Aku merasakan kenyamanan yang membuat hatiku tentram dan tenang. Hembusan udara hangat menerpa puncak kepalaku, wajahku bersandar pada dada yang bidang dan setiap kali aku mengambil napas, aroma tubuhnya yang menyenangkan selalu memenuhi rongga hidungku. Akhirnya, aku merasakan lagi sensasi ini. Sensasi saat aku terbangun dalam pelukan lelaki yang ku cintai. Rasanya tak pernah berubah, selalu fantastis dan membuatku kecanduan.
Menggerakkan tubuhku lebih dekat, aku menggesekkan pipiku di dadanya yang terbungkus kaus tipis, merasakan kehangatannya. Tanganku meraih bahunya agar aku bisa memeluknya dan sepenuhnya bersandar pada tubuhnya. Ya Tuhan, sepertinya aku tidak akan kemana-kemana hari ini. Aku ingin bergelung di ranjangku dan memeluk Justin sepanjang hari.
Mataku terpejam, baru saja akan tidur kembali saat ciuman hangat menyentuh keningku, dan tangan Justin yang berada di punggungku bergerak untuk mengelusnya dan menarikku semakin dekat. Sontak aku terkejut, "Siapa yang mengijinkanmu untuk memasukkan tangan ke dalam pakaianku, Justin?" Tanyaku dengan suara serak, aku bersikeras agar nada bicaraku terdengar tegas.
"Selamat pagi, gadis es." Dia berbisik halus dan kembali mencium keningku. Dengan sengaja, ia kembali mengusap kulit punggungku dengan telapak tangannya yang terlalu halus untuk ukuran seorang pria, membuatku tersentak dan sepenuhnya terbangun. Sialan!
"Justin!"
"Hmm... jangan bergerak, Cailsey. Kau akan menyesalinya." Justin bergumam pelan dan dari caranya berbicara, aku tahu bahwa dia bahkan belum membuka matanya.
"Kalau begitu lepaskan aku!" Perutku serasa terputar ketika Justin menjalarkan tangannya ke sisi tubuhku, mengelusnya naik dan turun.
"Aku masih ingin memelukmu."
"Kau tidak memelukku!" Bentakku dengan suara lebih keras. Tanganku mendorong dada Justin, ingin membuat jarak dengannya. "Kau menggerayangi punggungku!"
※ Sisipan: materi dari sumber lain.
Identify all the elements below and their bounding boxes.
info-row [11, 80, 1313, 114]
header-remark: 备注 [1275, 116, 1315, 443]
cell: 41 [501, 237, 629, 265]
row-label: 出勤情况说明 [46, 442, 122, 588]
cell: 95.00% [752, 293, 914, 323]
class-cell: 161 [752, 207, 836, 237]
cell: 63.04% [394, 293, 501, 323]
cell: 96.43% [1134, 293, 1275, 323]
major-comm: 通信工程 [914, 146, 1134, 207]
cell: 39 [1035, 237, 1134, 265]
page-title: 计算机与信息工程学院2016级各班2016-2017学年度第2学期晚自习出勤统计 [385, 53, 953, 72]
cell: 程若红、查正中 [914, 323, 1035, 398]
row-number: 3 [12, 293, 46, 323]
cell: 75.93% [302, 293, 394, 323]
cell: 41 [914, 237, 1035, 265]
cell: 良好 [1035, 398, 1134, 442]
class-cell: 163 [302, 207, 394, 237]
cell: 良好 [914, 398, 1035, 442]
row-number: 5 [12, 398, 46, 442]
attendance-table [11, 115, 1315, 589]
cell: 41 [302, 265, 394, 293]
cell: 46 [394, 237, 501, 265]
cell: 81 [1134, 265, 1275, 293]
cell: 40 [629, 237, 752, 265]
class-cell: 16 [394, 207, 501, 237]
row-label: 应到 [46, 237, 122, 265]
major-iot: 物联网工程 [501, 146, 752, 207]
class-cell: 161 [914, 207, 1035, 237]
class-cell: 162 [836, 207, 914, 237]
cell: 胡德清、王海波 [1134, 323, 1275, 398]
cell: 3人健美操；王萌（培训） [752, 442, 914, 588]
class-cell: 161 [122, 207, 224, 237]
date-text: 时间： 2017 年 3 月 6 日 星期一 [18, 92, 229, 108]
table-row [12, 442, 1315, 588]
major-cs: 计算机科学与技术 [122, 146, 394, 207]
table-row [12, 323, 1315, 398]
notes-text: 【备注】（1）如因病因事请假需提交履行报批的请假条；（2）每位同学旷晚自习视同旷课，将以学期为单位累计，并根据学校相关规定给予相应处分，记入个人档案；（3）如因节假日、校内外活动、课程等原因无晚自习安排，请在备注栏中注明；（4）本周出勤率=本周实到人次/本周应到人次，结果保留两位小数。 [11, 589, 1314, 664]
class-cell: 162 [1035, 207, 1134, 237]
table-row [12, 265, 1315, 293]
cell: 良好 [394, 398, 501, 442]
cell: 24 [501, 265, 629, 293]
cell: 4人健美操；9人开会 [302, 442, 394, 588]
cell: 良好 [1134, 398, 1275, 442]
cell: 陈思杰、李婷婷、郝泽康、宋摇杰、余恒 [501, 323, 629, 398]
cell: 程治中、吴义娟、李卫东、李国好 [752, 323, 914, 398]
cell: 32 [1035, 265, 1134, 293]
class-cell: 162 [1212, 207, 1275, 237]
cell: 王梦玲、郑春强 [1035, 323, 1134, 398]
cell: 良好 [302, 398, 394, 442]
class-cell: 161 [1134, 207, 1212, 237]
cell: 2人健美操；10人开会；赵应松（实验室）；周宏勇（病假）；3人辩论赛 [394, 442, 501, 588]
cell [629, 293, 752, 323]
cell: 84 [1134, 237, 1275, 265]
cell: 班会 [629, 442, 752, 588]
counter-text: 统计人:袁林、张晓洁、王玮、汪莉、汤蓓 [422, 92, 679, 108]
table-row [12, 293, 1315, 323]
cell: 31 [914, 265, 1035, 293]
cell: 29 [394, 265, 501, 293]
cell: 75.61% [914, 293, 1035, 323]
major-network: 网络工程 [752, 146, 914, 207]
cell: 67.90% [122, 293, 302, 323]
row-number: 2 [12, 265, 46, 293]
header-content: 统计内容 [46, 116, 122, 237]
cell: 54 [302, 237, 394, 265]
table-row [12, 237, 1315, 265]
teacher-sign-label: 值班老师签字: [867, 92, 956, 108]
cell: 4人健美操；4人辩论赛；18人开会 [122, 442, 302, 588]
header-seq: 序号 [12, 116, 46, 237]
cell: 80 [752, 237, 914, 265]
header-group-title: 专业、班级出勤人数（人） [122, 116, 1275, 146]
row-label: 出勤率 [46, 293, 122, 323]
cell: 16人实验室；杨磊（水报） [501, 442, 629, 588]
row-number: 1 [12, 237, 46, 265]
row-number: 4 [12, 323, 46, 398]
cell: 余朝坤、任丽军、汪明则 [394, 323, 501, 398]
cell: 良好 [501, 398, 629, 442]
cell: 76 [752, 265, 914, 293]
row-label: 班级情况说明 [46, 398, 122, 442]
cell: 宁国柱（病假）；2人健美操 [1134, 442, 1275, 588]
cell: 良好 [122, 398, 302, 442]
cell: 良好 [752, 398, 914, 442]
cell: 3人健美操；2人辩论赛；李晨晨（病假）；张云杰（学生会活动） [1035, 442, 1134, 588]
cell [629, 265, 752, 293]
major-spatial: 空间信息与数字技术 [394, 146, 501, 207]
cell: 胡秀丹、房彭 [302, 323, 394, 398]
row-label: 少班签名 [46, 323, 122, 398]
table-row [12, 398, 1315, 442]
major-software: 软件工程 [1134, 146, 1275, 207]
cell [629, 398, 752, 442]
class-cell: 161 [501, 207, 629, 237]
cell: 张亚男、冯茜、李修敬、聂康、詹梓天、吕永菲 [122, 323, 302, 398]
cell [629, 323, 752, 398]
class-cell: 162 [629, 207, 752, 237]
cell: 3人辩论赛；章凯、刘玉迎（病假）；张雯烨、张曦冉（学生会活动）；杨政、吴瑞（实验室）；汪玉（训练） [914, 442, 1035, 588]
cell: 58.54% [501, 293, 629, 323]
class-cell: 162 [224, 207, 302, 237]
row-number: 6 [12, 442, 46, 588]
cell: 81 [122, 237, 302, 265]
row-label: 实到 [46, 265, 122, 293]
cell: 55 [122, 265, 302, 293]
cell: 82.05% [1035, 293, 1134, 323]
Tanpa kuduga, Justin tertawa kecil. Tawa yang terdengar begitu seksi karena suara paginya yang serak. "Kau juga boleh menggerayangiku. Tidak masalah." Jawabnya acuh.
"Kau akan menyesal!"
"Dan kau tidak akan berani melakukannya."
Tiba-tiba saja aku merasa tertantang. Kepalaku mendongak, untuk melihat wajah Justin yang masih tenggelam pada bantal dengan mata tertutup. Sambil menyeringai kecil, aku bertumpu pada satu siku-ku dan bergeser naik hingga wajah kami sejajar. Jari-jariku mulai menelusuri sisi wajahnya, dan ketika mata Justin mulai mengerjap, aku segera menangkup rahangnya dan menjatuhkan bibirku di bibirnya.
Justin sangat terkejut, aku tahu itu. Namun aku terus menggodanya dengan cara melumat habis bibirnya dengan bibirku, dan ketika tangan Justin keluar dari piyamaku dan menarik bagian belakang leherku , dia balas menciumku dan memperdalam pagutan bibir kami.
Alam bawah sadarku tersenyum sinis, tahu bahwa rencana ini akan sepenuhnya berhasil. Tanganku yang tadinya diam mulai menelusuri garis dadanya, memainkan ujung kain dari kaus yang ia gunakan sebelum akhirnya meluncurkan tanganku masuk. Kulit Justin terasa lembut dan hangat, sama persis seperti apa yang ku bayangkan. Tanganku berlama-lama untuk mengelus bagian itu dengan gerakan memutar sementara Justin mulai berusaha untuk menguasai mulutku. Dan aku membiarkannya.
Jari-jariku menari di atas kelembutan kulitnya, sesekali menarik bulu-bulu halus yang baru pertama kali ku sentuh saat ciuman Justin menjadi lebih keras. Tubuhnya bergerak menekanku seiring dengan napasnya yang mulai terengah. Aku semakin bersemangat untuk menurunkan sentuhanku lebih ke bawah, dan merasakan otot perutnya menegang di bawah tanganku.